Jean-Michel Basquiat & Egon Schiele s'exposent à la fondation Louis Vuitton.
On peut parler de deux expositions distinctes tant elles n'ont rien à voir l'une avec l'autre. La première présente une centaine d'œuvre d'Egon Schiele ; elle occupe la Galerie en rez-de-bassin ; on commencera par celle -ci si l'on souhaite obéir à la chronologie.
J'ai commencé par la plus dense, celle qui se concentre sur Jean Michel Basquiat qui déploie son immense talent sur les quatre niveaux de la Fondation Vuitton, avec souvent des très grands formats.
Il ne s'agit donc pas d'un tête à tête entre les deux hommes ils sont juste liés par un certain nombre de points communs : Egon Schiele (1890-1918) a ouvert le siècle à Vienne... Jean -Michel Basquiat (1960-1988) l'a fermé à New-York. Dessinateurs hors-norme, les deux ont un mentor : Klimt pour Schiele , Warhol pour Basquiat ; l'un se voit comme un prophète, l'autre comme un héraut de la cause des artistes noirs et tous deux ont un but : celui de déranger, de bousculer leur contemporain. On sent chez les deux artistes une grande détresse, on la devine dans le trait du dessins ; ils ont l'un comme l'autre un rapport sensible aux mots et à la poésie et tous deux ont écrit. C'était " deux mauvais garçons ". Schiele avec ses dessins crus et corrosifs, est soupçonné de pédophilie, Basquiat est mort d'une overdose. Enfin, les deux sont morts jeunes, à 28 ans, et ils sont devenus en l'espace de quelques années déterminants dans l'histoire de l'art du XXe siècle : au premier coup d'œil, on les reconnaît .

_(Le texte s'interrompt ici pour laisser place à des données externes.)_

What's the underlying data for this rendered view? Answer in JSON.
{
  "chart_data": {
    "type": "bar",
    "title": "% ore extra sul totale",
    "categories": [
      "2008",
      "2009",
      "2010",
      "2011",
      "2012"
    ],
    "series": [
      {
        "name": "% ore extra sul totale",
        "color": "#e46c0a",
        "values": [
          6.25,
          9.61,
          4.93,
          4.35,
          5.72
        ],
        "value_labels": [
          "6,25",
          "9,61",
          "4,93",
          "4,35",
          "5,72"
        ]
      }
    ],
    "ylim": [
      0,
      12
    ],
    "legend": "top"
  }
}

C'est la première exposition d'Egon Schiele à Paris depuis vingt cinq ans (on célèbre en 2018, le centième anniversaire de sa mort). Elle réunit une centaine d'œuvre, la plus part issues de collections particulières. On retrouvera dans la première salle l'influence " ornementale " de Klimt, puis on appréciera son style expressif très singulier : son dessin se caractérise par les distorsions et les déséquilibres anatomiques qui " dérangent " l'œil ; la couleur aquarellée , rehausse les détails des corps dénudés et heurte à dessein la sensibilité du spectateur. Son trait lui appartient, c'est précis, violent, cru et beau.
Basquiat c'est un régale ; on en connaît beaucoup mais certains tableaux sont inédits. Prodigieux dessinateurs, son trait est unique par sa vitalité comme par sa nature destructrice. C'est un grand coloriste, et le regard s'amuse à décrypter sa peinture : collages, dessins, images, mots répétés, déformés... on peut passer des heures à regarder une toile ; le message est pourtant souvent le même ; Basquiat s'approprie avec rage les enjeux sociaux et économiques de son époque. Il cherche à donner au corps noir sa légitimité physique, politique et symbolique ; il se confronte au racisme persistant, à la violence, à l'exploitation, à la société de consommation... Il couronne la mort et joue avec les mots... Il faut deviner le message !
C'est une très belle exposition qui me donne envie d'y retourner avec le sentiment que quelque chose m'a échappé... Et quelque chose m'a forcément échappé.